When all words fail, she speaks / Her mix tape’s a masterpiece
– Ben Folds, “Kate”
The precursor to this blog was mix tapes. In high school I made mix tapes every day to get us through the 45 minute bus ride to school. For friends I made mix tapes of songs I thought they should know. After I graduated college and started a job, I made mix tapes to get through the work day. As I didn’t have my own office for several years, I aimed to make compilations that would have broad appeal, so my coworkers could enjoy them as well. It’s hard to please everyone. Try as I might, I could not get Karla to enjoy the tunes I included. She thought Whitesnake were the greatest group in creation, so how could I expect her to like music that was good?
In his book Love is a Mix Tape, Rob Sheffield writes that there is always a reason to make a mix tape. He provides the following categories:
The Party Tape
I Want You
We’re Doing It? Awesome!
You Like Music, I Like Music, I Can Tell We’re Going to be Friends
You Broke My Heart and Made Me Cray and Here Are Twenty or Thirty Songs About It
The Road Trip
No Hard Feelings, Babe
I Hate This Fucking Job
The Radio Tape
The Walking Tape
And the drug tape, the commute tape, the dishes tape, the shower tape, the collection of good songs from bad albums you never want to play again, the greatest hots of your significant other’s record pile, the night before you break up.
I love mix tapes. I love to categorize music. Not by genre. I miss the old days of top 40 radio when Led Zeppelin and the Carpenters were played on the same station. I love to find connections between songs that nobody else would have thought to put together.
There’s an art to making a good mix tape. I have my rules – open with an uptempo song, don’t clump all the best known songs together, mix in lesser-known tracks with the more famous ones.
This blog is my mix tape outlet for the 2000s. Here I usually focus the playlists on single artists (meaning playlists of one artist, not unmarried artists, though maybe I’ll make a mix tape of the latter). The art of a single-artist mix tape differs from that of a various artists collection. For that matter, the methodology varies from artist to artist.
When I created a Buddy Holly playlist last week, it wasn’t difficult to decide what songs to include. The man had a short career, so it was pretty obvious which twenty songs would comprise the compilation. The Michael Jackson playlist I created just over a week before than was more challenging. The man had so many hits and other great tracks that were not hits. In that case, I figured whoever would be listening knows Thriller inside and out, so I focused on his other releases. I chose songs that were hits but since forgotten, songs that were not hits but have held up great over time, and mixed them with the best-known songs from his teenage and pre-teen years. I approach each artist differently.

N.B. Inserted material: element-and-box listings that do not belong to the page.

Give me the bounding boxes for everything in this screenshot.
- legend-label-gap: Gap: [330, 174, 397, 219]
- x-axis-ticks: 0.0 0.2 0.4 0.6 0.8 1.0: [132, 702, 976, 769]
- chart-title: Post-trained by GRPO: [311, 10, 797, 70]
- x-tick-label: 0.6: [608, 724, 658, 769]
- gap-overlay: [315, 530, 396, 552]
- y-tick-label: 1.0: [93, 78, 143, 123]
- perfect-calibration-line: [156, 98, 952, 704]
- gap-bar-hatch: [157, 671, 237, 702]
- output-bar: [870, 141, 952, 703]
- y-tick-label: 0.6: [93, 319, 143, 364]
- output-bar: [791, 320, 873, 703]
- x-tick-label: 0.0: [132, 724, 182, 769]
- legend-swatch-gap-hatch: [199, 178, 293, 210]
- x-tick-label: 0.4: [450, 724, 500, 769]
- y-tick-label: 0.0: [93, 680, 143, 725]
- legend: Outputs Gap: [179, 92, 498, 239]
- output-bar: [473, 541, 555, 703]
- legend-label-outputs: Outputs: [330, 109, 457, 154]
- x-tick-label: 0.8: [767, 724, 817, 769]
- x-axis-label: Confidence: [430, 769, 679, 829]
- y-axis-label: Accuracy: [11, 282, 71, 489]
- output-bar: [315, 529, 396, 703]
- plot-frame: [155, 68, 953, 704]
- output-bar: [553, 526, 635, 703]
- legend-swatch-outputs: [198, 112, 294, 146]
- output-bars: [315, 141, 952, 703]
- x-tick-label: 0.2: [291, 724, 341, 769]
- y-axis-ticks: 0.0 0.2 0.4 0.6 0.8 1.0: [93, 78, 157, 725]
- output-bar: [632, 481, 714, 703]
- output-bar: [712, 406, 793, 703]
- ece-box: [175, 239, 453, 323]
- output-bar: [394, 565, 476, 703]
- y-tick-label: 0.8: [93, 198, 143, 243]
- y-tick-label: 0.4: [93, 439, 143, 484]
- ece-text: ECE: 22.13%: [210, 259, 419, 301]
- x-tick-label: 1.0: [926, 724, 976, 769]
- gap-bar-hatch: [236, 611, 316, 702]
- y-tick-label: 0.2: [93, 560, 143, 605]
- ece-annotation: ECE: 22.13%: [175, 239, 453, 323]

Part of the challenge of creating a good mix is I don’t know exactly who my audience is for the blog. For example, being today is Ben Folds’ birthday, I made a Ben Folds mix. Who is going to listen to it? Is it the Ben Folds fan? Is it the person who knows Folds from his only crossover hit, “Brick?” Is it the person who has never heard of Folds, but gives the playlist I listen because they trust my recommendation?
I don’t know, so I created a playlist in which my favorite Folds album tracks hang out with many of the fun cover versions he has released digitally between albums. I usually don’t include so many covers in a playlist of a singer/songwriter. In Folds’ case, he approaches covers in different ways. Some are faithful to the original, as when he performs Elton John’s “Tiny Dancer” of Jackson Browne’s “Doctor My Eyes.” Some are radically different than the original versions, a la his covers of the Flaming Lips’ “She Don’t Use Jelly” or Dr. Dre’s “Bitches Ain’t Shit.” Though covers, the ones in the latter category reveal his artistry as much as his originals do.